Les indépendantistes espagnols apprécient de façons diverses le discours de Carles Puigdemont. En Ecosse et en Flandre, les mouvements séparatistes jugent eux la prudence du président catalan constructive.

Le discours prononcé le 10 octobre par Carles Puigdemont, le président de la région de Catalogne, tentait de concilier volonté d'indépendance et nécessité de dialoguer avec Madrid. Très attendue par les indépendantistes et écoutée avec attention par les mouvements séparatistes d'Europe, la déclaration a suscité des réactions très contrastées.

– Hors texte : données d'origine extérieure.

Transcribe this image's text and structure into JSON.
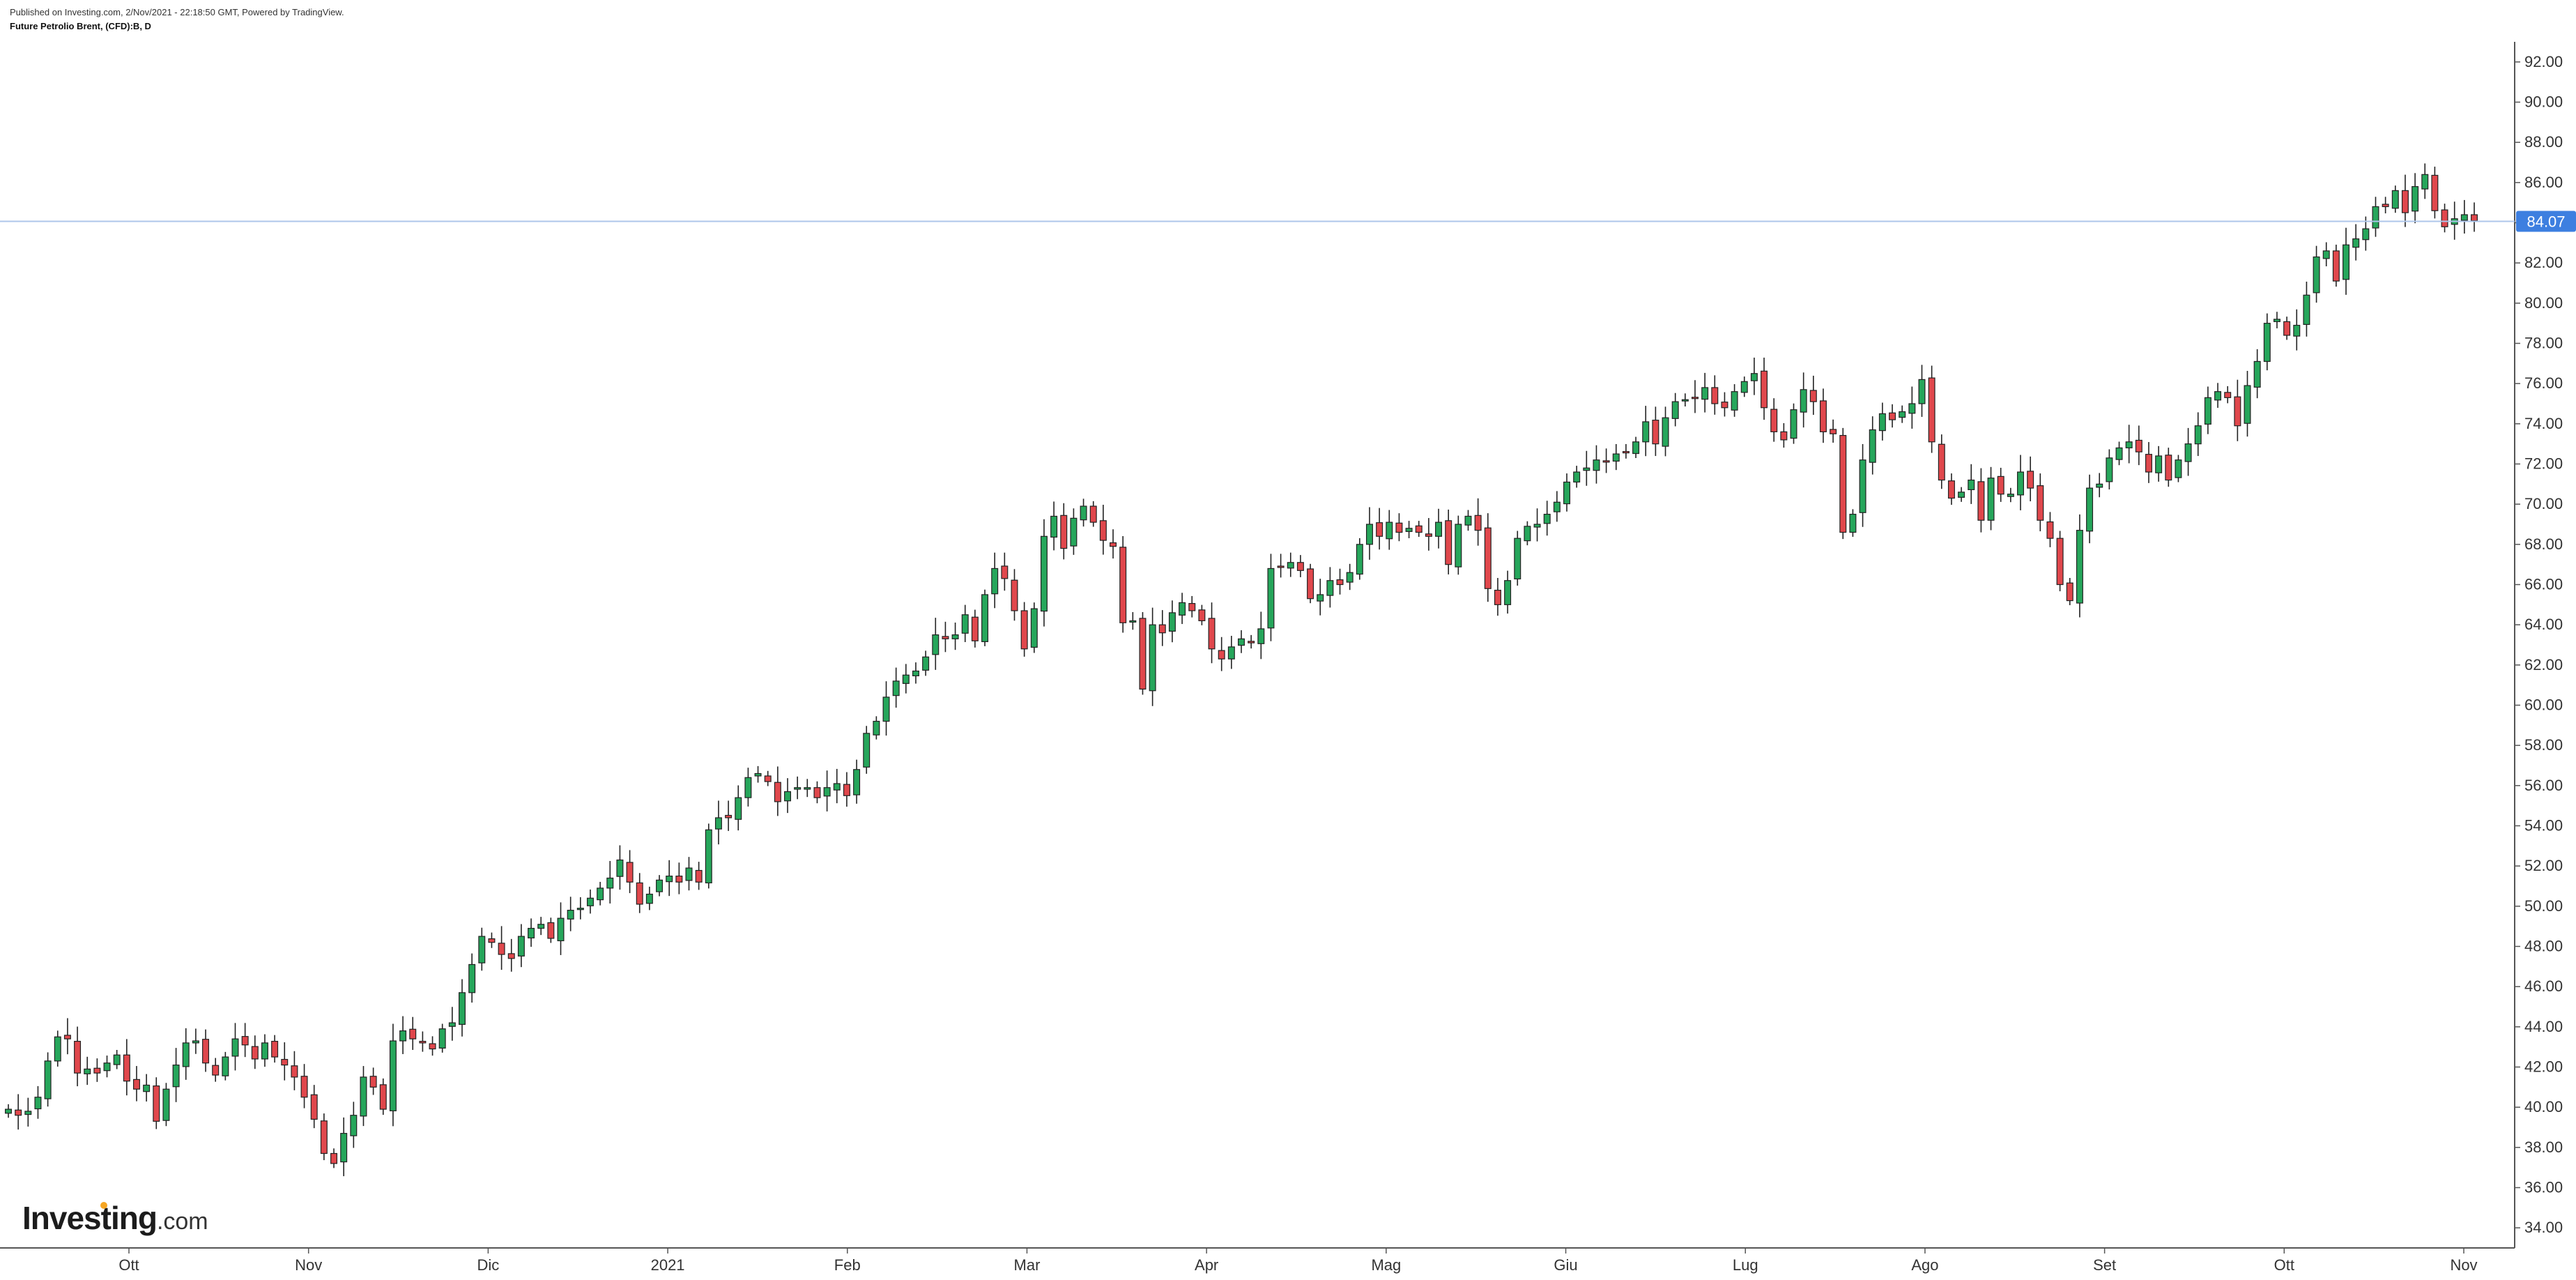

En Catalogne, si de nombreux partisans de l'indépendance n'ont pas caché une vive déception après le discours, la plupart des formations politiques maintiennent le cap et ne renoncent pas leur objectif à court terme. La Candidature d'unité populaire (CUP), parti indépendantiste de gauche considéré comme l'un des plus favorables à la création d'un Etat catalan, a réagi rapidement après la fin du discours de Carles Puigdemont sur Twitter : «Nous demandons au président d'arrêter une date limite pour les négociations [avec Madrid].»

Prenant acte de la suspension des effets du référendum annoncée par Carles Puigdemont, la CUP semble donc décidée à jouer la carte de la fermeté tout en acceptant l'idée d'une négociation avec Madrid. Or, les signes envoyés par le gouvernement espagnol, y compris après le discours de Carles Puigdemont, laissent penser qu'il a décidé de ne rien céder.

C'est cette fermeté de la part de Madrid qui pousse d'autres mouvements indépendantistes à critiquer plus violemment la position adoptée par Carles Puigdemont. Ainsi, l'organisation de jeunesse Arran, membre de la gauche indépendantiste, s'est montrée beaucoup plus sévère. Qualifiant le discours de Carlos Puigdemont de «trahison inadmissible», l'organisation estime que le président du Parlement catalan «remet en cause le vote populaire».

En Ecosse et en Flandres, on salue la volonté de dialoguer

La crise catalane constitue la première tentative d'indépendance unilatérale au sein de l'Union européenne. A ce titre, son dénouement est guetté avec grande attention par plusieurs autres mouvements indépendantistes, et notamment en Ecosse et en Flandre. La déclaration de Carles Puigdemont leur apparaît comme un choix prudent et raisonnable.

«Nous avions des bouteilles de champagne au frigo pour une fête, mais nous ne les avons pas sorties, frappés par cette brusque déception», a confié Bernard Daelemans, l'un des dirigeants du Mouvement populaire flamand (VVB, un courant indépendantiste transpartisan), à RT. Néanmoins, la décision prise par Carles Puigdemont de tempérer, est saluée comme un acte mesuré dans un contexte de violences. «La pression était terrible de la part de Madrid, et si vous ajoutez à cela les risques de violences, alors je comprends que Carles Puigdemont veuille privilégier le dialogue», a estimé Bernard Daelemans.

En Ecosse, où le référendum de 2014 n'a pas éteint l'espoir d'organiser une nouvelle consultation et d'accéder à l'indépendance, le discours de Carles Puigdemont était écouté avec attention. Moins que le fond du discours, c'est le contexte dans lequel celui-ci était prononcé qui a marqué les partisans d'une indépendance écossaise. «Il y a clairement eu une unanimité à travers l'Europe, peu importe les partis et peu importe les opinions sur l'indépendance catalane, pour condamner la violence avec laquelle Madrid a géré la situation», estime Jonathon Shafi, représentant de la Campagne d'indépendance radicale, un mouvement indépendantiste écossais de gauche. S'il salue la volonté de dialogue affichée par Barcelone, il craint que le processus d'indépendance ne soit «long et complexe».